I got saved as a young child. I grew up in church, but in March of 2020, when the world shut down because of COVID, all I had was a 2 month old baby, my 8 year old cat and Jesus! The intimacy that I experienced with the Lord at that time was unlike anything I had ever experienced before. I would have never thought that I would be so open to allowing others to love on me and care for me the way that they did. I remember making a conscious decision a few days after Chris passed that I was going to allow people in. I had decided that I was going to allow myself to be volunarabke. Chris was my best friend. He was always there to provide anything that I needed. He was more than just my husband. So in may ways I didn't have vacancies in my friend circle until they suddenly became available when he passed.
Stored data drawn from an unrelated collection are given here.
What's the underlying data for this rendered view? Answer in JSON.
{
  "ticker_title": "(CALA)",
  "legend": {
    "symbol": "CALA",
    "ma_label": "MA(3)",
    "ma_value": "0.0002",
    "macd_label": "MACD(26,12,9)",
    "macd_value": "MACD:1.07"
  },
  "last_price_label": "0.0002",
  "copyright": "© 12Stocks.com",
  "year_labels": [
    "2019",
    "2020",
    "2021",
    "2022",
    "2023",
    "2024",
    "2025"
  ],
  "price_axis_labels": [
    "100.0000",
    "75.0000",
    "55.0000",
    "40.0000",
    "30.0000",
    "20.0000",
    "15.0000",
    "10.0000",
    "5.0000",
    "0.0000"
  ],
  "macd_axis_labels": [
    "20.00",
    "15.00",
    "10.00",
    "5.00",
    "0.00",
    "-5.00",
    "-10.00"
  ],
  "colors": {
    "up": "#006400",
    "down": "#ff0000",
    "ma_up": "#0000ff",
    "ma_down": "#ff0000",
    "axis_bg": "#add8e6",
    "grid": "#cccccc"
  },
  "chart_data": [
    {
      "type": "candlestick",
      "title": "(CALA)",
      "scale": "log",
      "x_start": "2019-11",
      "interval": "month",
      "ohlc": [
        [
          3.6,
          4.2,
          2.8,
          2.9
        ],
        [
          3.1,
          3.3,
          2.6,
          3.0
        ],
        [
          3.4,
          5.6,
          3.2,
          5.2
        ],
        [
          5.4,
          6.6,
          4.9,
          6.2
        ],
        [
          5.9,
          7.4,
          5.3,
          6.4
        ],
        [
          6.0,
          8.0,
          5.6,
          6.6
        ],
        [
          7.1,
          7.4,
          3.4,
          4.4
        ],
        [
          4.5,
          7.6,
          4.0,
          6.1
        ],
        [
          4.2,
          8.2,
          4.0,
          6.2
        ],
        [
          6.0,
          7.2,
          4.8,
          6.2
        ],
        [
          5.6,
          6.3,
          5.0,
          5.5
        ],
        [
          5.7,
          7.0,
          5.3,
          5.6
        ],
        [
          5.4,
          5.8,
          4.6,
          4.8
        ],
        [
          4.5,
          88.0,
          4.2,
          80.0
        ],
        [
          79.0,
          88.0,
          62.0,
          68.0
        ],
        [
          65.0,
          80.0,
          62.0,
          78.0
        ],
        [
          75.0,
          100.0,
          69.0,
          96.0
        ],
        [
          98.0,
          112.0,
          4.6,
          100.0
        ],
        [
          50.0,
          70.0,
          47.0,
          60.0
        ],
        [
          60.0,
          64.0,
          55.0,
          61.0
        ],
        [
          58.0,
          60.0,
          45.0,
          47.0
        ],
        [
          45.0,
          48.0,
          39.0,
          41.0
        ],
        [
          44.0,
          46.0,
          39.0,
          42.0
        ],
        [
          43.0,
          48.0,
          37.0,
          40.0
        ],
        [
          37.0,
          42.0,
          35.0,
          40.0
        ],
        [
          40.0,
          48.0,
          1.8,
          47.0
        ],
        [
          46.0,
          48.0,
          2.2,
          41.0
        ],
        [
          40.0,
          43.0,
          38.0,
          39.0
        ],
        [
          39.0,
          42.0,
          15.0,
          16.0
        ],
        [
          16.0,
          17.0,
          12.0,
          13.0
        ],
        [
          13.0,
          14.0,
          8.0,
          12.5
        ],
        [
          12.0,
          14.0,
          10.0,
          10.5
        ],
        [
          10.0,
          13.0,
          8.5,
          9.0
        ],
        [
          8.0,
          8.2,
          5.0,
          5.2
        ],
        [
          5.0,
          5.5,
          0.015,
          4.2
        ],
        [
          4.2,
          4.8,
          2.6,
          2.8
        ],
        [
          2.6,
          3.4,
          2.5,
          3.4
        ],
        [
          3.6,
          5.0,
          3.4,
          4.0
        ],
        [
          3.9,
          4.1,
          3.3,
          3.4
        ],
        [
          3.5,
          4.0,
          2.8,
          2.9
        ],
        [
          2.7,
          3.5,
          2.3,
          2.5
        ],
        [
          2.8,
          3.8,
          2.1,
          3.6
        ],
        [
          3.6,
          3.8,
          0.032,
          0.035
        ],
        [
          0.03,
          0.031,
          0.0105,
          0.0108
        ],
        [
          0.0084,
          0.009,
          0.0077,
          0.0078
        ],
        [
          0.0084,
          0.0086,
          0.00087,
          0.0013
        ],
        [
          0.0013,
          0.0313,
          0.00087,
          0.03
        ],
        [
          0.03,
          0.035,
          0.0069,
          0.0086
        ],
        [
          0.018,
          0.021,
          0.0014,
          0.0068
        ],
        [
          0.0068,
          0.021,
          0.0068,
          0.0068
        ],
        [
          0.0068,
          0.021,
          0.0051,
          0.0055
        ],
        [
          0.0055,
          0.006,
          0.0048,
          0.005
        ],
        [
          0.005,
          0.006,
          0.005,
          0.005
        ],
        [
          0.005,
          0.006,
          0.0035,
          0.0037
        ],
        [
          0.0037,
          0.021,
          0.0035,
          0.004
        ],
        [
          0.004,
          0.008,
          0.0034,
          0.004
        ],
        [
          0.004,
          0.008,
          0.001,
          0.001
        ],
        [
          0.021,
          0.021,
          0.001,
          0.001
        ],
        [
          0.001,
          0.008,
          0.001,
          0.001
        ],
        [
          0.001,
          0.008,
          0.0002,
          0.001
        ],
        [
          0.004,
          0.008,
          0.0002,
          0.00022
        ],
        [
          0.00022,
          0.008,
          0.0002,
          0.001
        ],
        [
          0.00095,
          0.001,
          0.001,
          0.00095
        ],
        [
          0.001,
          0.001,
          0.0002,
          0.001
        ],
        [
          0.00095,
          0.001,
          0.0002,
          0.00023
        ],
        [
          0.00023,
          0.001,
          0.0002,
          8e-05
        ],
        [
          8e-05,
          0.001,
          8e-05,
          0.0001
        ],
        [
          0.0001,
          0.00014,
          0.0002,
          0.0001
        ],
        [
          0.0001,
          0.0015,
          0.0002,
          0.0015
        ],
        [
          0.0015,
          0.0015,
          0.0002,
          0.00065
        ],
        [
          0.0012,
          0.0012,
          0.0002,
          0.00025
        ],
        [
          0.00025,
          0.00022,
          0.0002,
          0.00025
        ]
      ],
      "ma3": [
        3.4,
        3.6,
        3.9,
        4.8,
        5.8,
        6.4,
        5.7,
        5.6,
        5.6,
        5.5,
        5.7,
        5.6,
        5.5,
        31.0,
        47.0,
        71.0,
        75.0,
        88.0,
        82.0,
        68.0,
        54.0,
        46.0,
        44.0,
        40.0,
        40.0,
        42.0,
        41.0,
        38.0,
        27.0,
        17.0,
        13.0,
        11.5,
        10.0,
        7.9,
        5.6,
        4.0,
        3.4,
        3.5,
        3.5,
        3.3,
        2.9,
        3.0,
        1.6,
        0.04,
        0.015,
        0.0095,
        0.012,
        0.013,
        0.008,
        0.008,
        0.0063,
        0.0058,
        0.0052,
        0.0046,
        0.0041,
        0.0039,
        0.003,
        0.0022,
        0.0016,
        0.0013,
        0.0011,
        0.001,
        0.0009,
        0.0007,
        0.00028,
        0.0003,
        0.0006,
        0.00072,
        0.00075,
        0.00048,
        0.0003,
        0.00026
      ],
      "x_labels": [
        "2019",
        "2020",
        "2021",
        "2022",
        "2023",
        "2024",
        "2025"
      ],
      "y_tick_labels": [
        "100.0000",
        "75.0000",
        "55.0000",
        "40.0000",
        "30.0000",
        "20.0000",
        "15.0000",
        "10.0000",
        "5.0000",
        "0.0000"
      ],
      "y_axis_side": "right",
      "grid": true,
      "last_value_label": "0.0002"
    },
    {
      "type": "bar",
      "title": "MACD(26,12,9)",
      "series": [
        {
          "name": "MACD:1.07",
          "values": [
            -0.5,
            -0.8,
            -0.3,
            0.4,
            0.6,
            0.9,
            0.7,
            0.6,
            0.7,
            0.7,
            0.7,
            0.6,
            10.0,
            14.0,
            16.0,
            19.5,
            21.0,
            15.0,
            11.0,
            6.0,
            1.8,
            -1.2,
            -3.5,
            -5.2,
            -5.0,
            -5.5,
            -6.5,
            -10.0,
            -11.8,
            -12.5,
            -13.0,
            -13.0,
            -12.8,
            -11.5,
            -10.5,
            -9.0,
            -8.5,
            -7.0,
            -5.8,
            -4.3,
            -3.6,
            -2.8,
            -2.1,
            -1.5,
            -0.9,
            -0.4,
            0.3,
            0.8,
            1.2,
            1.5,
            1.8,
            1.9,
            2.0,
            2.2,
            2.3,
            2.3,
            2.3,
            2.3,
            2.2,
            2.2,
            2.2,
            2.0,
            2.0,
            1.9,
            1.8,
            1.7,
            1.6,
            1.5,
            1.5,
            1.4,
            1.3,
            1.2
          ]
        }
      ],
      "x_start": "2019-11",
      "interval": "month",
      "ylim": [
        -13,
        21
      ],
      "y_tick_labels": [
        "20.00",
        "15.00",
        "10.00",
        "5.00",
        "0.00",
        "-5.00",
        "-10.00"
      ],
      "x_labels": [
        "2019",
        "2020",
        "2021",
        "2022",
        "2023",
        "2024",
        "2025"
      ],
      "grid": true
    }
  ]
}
I am so thankful that the Lord sent who he sent, when he sent them. Many of the people who were in my close circle prior to Chris passing were no longer there. Many didn't know how to support me through this time, and others were also grieving so it was hard for them to comfort me becuase I was a reminder of their loss. That is the amazing thing about the Lord! He was able to send people to be there for me at a time when I needed them most. I like to look at it like a relay race. The people from past seasons were able to carry me and cultivate me up to a certain point. But in this new season of Widowhood, He knew I was going to need a different type of support. Becuase he was cultivating something inside of me that I didn't even see at the time. I am so thankful for the new people in my village, but what makes me even more excited is having a few of my very close friends and family who have been able to see my evolution. They know how I struggled with anxiety and depression as a young adult so I'm sure they were just as certain as I was that this was going to break me! But for them to see how resilient I have become and how I am growing through this process makes me really proud. I am so proud of the woman that I am becoming. Everyday has its own set of challenges, but this journey really shows me that with Christ all things are possible. So although my life has been completely different then what i would have ever imagined, I am thankful and grateful every single day for the Lord being right beside me to give me everything and everyone that I need while traveling on this journey.